“Attualmente l’Italia è intrappolata in un low-skills equilibrium, un basso livello di competenze generalizzato: una situazione in cui la scarsa offerta di competenze è accompagnata da una debole domanda da parte delle imprese”. È questa l’amara conclusione a cui giunge il rapporto Ocse Strategia per le competenze focalizzato sull’Italia. E all’interno delle stesse aziende, e il riferimento nel report è a quelle a gestione familiare (sono più dell’85 per cento del totale, con circa il 70 per cento degli occupati), i modesti livelli di skill dei manager e dei lavoratori si combinano con bassi investimenti in tecnologie e con scarsa adozione di pratiche che ne migliorino la produttività. Questo genera “un circolo vizioso”: una situazione in cui la scarsa offerta di competenze è accompagnata da una debole domanda da parte delle imprese. Il risultato? Una performance economica dell’Italia, negli ultimi 15 anni, “piuttosto fiacca”.

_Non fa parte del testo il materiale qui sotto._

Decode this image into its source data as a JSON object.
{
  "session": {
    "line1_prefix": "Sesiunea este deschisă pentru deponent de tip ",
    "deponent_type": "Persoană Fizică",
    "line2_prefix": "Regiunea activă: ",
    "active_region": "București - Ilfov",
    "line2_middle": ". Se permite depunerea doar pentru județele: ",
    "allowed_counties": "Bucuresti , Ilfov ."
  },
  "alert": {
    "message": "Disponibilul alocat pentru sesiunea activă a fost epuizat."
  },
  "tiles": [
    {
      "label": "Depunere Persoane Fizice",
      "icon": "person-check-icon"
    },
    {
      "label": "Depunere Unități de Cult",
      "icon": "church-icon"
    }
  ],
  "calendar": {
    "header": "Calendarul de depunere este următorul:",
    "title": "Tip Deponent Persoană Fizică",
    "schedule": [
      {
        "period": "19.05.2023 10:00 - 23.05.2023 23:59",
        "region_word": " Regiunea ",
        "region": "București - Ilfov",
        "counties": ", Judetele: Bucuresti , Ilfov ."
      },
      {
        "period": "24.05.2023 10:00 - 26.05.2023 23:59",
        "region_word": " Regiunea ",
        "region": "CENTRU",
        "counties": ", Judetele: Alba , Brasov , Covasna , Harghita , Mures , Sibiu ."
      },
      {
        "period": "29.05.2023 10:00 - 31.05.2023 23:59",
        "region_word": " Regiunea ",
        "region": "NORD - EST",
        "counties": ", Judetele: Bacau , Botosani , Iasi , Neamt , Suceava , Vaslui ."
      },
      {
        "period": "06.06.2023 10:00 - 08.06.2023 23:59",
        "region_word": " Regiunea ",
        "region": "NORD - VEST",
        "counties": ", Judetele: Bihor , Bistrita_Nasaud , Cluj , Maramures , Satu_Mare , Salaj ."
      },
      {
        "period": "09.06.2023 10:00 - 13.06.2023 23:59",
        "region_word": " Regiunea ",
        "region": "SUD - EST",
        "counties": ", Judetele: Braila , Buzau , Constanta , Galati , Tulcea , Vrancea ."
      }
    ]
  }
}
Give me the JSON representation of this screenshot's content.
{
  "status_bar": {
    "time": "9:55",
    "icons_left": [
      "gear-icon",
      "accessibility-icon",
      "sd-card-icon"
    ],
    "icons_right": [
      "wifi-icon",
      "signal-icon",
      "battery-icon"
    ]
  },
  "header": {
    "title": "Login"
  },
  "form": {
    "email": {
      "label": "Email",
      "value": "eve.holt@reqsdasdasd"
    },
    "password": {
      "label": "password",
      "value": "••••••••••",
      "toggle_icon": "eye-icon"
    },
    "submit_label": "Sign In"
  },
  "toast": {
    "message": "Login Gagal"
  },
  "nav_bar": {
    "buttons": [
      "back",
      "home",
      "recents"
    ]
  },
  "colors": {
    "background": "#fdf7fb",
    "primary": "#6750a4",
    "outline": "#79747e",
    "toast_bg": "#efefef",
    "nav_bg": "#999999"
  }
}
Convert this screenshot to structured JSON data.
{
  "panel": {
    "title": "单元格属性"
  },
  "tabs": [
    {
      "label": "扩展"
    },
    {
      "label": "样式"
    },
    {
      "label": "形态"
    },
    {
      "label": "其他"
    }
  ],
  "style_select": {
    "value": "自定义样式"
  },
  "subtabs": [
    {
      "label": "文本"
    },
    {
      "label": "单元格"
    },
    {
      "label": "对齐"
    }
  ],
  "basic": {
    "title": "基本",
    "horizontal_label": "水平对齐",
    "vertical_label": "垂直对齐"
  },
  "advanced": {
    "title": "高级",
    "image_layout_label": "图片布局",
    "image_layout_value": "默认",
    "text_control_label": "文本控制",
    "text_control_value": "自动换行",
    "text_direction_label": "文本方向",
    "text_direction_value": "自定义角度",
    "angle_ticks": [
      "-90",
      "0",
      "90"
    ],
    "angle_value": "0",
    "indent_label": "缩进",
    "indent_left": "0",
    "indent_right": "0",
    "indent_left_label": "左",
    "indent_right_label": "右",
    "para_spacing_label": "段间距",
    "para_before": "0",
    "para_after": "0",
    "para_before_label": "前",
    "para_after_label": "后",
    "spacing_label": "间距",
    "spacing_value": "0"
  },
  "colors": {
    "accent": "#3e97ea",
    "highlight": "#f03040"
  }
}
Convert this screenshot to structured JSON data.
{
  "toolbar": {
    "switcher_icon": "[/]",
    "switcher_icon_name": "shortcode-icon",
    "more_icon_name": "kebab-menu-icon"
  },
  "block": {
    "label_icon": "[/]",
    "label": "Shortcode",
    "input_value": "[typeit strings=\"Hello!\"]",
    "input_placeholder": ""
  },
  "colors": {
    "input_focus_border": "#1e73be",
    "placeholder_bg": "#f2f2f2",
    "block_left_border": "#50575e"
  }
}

Dunque è stato il basso livello di competenza a contribuire al ristagno economico dell’Italia; migliorare questa performance sarà, dunque, cruciale per favorire una crescita che sia sostenibile e inclusiva in tutto il territorio nazionale. Dall’indagine dell’Ocse emerge che “i lavoratori italiani possiedono un basso livello medio di competenze” e che hanno, rispetto a quanto avviene in altri Paesi, “minori probabilità di utilizzare specifiche competenze cognitive, che sono importanti nella performance dei lavoratori e delle imprese. Queste carenze si ritrovano anche tra laureati italiani”.
Lavoratori sotto qualificati e con basse competenze
Circa il 6% dei lavoratori possiede competenze basse rispetto alle mansioni svolte, mentre il 21% è sotto qualificato. Sorprendentemente, malgrado i bassi livelli di competenze che caratterizzano il Paese, si osservano numerosi casi in cui i lavoratori hanno competenze superiori rispetto a quelle richieste dalla loro mansione, cosa che riflette la bassa domanda di competenze in Italia. I lavoratori con competenze in eccesso (11,7%) e sovra-qualificati (18%) rappresentano una parte sostanziale della forza lavoro italiana. Inoltre, circa il 35% dei lavoratori è occupato in un settore non correlato ai propri studi.
Il confronto con i lavoratori dei Paesi G7
Ma “l’Italia è anche caratterizzata da significativa eterogeneità; i migliori lavoratori italiani hanno, in diverse aree di competenza, un livello pari a quello dei più qualificati lavoratori degli altri Paesi del G7. In particolare, nel confronto con gli altri Stati i lavoratori italiani mostrano buoni livelli di competenza riguardo alla ‘rapidità d’apprendimento e problem solving’.
Le competenze digitali sono una soluzione
L’Italia deve migliorare l’allineamento tra domanda e offerta di competenze. Il nostro Paese ha bisogno di definire rapidamente una strategia di sviluppo delle competenze che promuova lo sviluppo in tutto il territorio nazionale e giorno dopo giorno la produttività e l’economia di un Paese è sempre più legata alle competenze digitali. Fino al 2020 saranno vacanti fino a 750mila posti destinati ai professionisti dell’Ict: questa la stima della Commissione in base alla carenza di personale dotato delle necessarie digital skill. Un’Europa digitale ha bisogno di lavoratori digitali.